Une balade fort plaisante, sous une météo idéale et tempérée pour découvrir la Montagne bourbonnaise, région qui mériterait d’être davantage mise en valeur avec ses magnifiques paysages, ses recoins secrets et ses forêts à perte de vue. René nous mena ainsi par des chemins qu’il connaissait parfaitement sur un parcours permettant de saisir toute la diversité de la beauté de ce territoire. Le clou de la balade fut la découverte de la cascade de la Pisserote, où nous accédâmes après une descente assez délicate à travers bois, située au fond d’un vallon profond.
Autrefois, les gens du coin attribuaient la puissance des eaux de cette cuvette circulaire de granite à des fées. Nombre de personnes et d’animaux y auraient perdu la vie. Mais pas de pertes à déplorer dans notre groupe qui s’installa sur place pour pique-niquer, l’occasion de sympathiser avec une dame qui était venue là en repérage avec son brave toutou Léon âgé de 14 ans (rien à voir avec le pape Léon XIV).

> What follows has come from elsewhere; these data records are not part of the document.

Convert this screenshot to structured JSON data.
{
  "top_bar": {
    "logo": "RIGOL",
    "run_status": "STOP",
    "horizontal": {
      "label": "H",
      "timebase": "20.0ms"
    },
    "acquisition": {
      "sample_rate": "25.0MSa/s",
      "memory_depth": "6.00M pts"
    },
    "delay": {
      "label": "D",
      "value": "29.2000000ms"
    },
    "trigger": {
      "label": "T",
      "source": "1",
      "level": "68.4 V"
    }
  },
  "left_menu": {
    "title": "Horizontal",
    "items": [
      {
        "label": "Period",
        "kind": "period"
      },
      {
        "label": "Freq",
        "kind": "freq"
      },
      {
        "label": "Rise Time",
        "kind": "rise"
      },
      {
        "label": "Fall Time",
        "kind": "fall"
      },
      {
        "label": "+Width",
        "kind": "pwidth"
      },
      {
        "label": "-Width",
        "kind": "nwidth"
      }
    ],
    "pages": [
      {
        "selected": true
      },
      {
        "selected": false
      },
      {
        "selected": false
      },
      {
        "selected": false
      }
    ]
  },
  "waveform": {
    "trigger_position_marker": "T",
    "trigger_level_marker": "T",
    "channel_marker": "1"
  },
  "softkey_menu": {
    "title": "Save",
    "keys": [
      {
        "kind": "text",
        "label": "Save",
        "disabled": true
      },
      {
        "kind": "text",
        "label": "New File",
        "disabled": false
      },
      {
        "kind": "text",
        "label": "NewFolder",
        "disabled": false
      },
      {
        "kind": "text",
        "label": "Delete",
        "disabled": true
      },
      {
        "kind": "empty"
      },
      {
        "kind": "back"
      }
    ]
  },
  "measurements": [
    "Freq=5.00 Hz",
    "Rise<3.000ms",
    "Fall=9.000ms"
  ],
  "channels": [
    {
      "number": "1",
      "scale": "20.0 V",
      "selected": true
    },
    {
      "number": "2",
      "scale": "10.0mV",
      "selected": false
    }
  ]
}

Puis, remontée vers des hauteurs plus ensoleillées, avec l’arrivée au hameau Le Verger, perdu en pleine campagne et dans le 21ème siècle. Avant d’atteindre un calvaire sur un promontoire offrant au regard une vue panoramique portant jusqu’à la chaîne des Puys.
Comme d’habitude, au cours de ces marches, on apprend beaucoup des autres. Avec Philippe, par exemple, qui avec patience arriva à me faire comprendre les subtilités du classement français des joueurs de tennis, lui-même étant en 34ème position (bravo). Ou avec Yvette, enfant du pays, qui nous raconta comment il lui fallait faire plusieurs kilomètres à pied quel que soit le temps, à l’âge de 6 ou 7 ans pour se rendre à l’école locale.
Il était une fois… Quant à Jean-Pierre, fidèle à lui-même, il fut intarissable en jeux de mots, et jusqu’au bout d’ailleurs, quand il nous dit que la patronne du café qui nous attendait à notre retour à Arfeuilles et avec laquelle nous avions convenu d’arriver à 16 heures pourrait entendre les 4 coups de la cloche de l’église du village pour rouvrir son bar, sauf « si elle était dure de l’Arfeuilles ».
Pour oublier petits et grands maux, de bons mots, mais surtout cette superbe balade concoctée par René, et les délicieux clafoutis de son épouse Solange que nous avons dégustés sans modération.